What is exactly a non-blocking call?

I understand blocking call such as asnumpy() or asscalar() can slow down GPU computation. But I am a bit confused about what’s block versus non-blocking, even after reading https://mxnet.apache.org/versions/1.5.0/tutorials/gluon/gotchas_numpy_in_mxnet.html. My vague understanding is that anything involving copying from main memory to GPU is blocking.

If so, are any following computations blocking calls?

from mxnet import gpu, nd
# x is defined on GPU
x = nd.ones(shape=(10,), ctx=gpu(0))
# y and z are on CPU, I assume
y = 2.0
z = 5

result1 = x * 2.
result2 = x * y
result3 = x.reshape(shape=(5,-1))
result4 = x.reshape(shape=(z,-1))

Thank you!


The blocking and non-blocking reference in the document meant synchronous and asynchronous functions. It has nothing to do with memory copy as it can be blocking or non-blocking.

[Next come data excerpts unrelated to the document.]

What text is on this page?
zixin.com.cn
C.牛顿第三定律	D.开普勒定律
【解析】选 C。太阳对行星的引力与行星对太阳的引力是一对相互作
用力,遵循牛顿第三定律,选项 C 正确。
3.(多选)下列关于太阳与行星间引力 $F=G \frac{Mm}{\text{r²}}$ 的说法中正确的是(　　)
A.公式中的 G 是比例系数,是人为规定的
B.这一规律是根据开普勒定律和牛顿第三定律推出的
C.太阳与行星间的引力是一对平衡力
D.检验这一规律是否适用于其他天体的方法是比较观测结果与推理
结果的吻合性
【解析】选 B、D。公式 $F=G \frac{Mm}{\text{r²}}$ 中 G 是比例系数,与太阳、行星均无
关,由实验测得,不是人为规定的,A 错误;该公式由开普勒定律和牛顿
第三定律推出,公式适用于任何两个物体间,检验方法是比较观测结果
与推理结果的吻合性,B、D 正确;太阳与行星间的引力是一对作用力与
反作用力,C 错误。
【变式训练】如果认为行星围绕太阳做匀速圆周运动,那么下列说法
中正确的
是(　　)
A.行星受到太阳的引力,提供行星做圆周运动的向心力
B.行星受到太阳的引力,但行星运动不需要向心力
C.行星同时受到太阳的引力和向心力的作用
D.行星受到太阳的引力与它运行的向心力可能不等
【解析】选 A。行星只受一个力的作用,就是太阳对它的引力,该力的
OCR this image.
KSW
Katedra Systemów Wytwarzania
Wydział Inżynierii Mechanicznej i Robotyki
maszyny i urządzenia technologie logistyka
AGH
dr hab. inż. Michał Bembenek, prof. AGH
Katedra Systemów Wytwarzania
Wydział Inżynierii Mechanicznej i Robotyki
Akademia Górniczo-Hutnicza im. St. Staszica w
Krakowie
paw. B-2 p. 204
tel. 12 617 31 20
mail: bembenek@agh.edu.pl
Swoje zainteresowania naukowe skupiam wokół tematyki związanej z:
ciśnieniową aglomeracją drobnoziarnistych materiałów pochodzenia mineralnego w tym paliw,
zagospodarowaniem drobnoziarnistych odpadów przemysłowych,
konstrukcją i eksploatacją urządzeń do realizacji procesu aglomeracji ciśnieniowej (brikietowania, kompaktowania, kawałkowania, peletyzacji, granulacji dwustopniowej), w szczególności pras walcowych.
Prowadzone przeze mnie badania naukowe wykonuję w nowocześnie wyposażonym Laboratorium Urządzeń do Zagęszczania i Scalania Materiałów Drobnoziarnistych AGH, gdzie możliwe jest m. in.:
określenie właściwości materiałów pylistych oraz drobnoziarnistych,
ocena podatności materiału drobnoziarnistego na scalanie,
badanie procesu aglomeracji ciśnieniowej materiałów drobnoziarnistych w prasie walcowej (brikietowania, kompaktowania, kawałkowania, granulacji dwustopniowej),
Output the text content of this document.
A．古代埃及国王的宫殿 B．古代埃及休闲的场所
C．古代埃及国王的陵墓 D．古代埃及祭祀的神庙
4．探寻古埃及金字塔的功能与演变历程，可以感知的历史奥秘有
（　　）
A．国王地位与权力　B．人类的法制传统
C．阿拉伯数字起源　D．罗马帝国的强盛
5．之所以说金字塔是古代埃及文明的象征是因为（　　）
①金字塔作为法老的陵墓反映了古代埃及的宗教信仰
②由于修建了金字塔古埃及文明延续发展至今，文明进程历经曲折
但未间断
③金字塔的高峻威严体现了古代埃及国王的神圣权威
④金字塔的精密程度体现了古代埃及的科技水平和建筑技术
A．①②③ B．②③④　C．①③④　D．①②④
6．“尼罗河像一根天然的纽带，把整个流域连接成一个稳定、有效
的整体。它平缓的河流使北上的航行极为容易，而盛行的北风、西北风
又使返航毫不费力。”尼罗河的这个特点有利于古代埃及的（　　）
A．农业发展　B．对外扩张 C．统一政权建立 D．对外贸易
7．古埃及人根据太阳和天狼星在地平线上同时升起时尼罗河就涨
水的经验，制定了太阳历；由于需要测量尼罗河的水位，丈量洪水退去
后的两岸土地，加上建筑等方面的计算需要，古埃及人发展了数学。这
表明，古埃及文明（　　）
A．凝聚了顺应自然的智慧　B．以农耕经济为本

Hi, I bumped into a similar issue and maybe I can report to you what they told me here.
MXNet works in an asynchronous way, i.e. some processes take place in parallel and not sequentially, not waiting for each other to finish.

When I had this problem, I was trying to time the execution of a function, so I had something like:

start_t = time.time()                                  # initial time
class_IDs, scores, bounding_boxes = net(rgb_nd)        # function I wanted to time
stop_t = time.time()                                   # time after function execution
time = stop_t - start_t

and I got an incredibly low value for time, i.e. it seemed the execution of the function was blazing fast.

Truth is, the 3 NDArray objects “class_IDs”, “scores”, “bounding_boxes” were actually just pointers, that will redirect to the real data once it becomes available. The code execution goes on even if that data is not ready yet (that’s why this is a non blocking call), and I was just measuring the time it took MXNet to copy data to a queue and initiate the neural net to start processing.
A blocking call would be something that forces the code to wait for the actual data to be available…for example, you could print it, copy it to another array, or something like that.
You can even force it to wait by using:

class_IDs, scores, bounding_boxes = net(rgb_nd)        # function I wanted to time

At least, this is my understanding of how the whole asynchronous mechanism works…hope I didn’t say anything wrong and that it helped!

1 Like

That is a great example, Lews, to check (feel) if the function is blocking or non-blocking. It is not obvious in @hyu 's case, as it runs fast already even all functions are blocking. For real cases, yes, it will show the the difference. Thanks for sharing your experience here.

1 Like

Thanks. This is very helpful.

Going back to my original example, if

x = nd.ones(shape=(10,), ctx=gpu(0))
y = 2.0

Then the operation of
result = x*y
involves the following operations:
op1. copy y from main memory to GPU
op2. broadcast if needed
op3. multiplication

and all the operations are non-blocking. Does this sound right?

Not exactly. In your last example, y is a scalar, and it stays in CPU context. There is no copy y to GPU and broadcast either. It is a scalar vector multiply in GPU.

Thanks. Can you explain why there is no copy y to GPU? I was always under the impression that operands need to stay in the same context.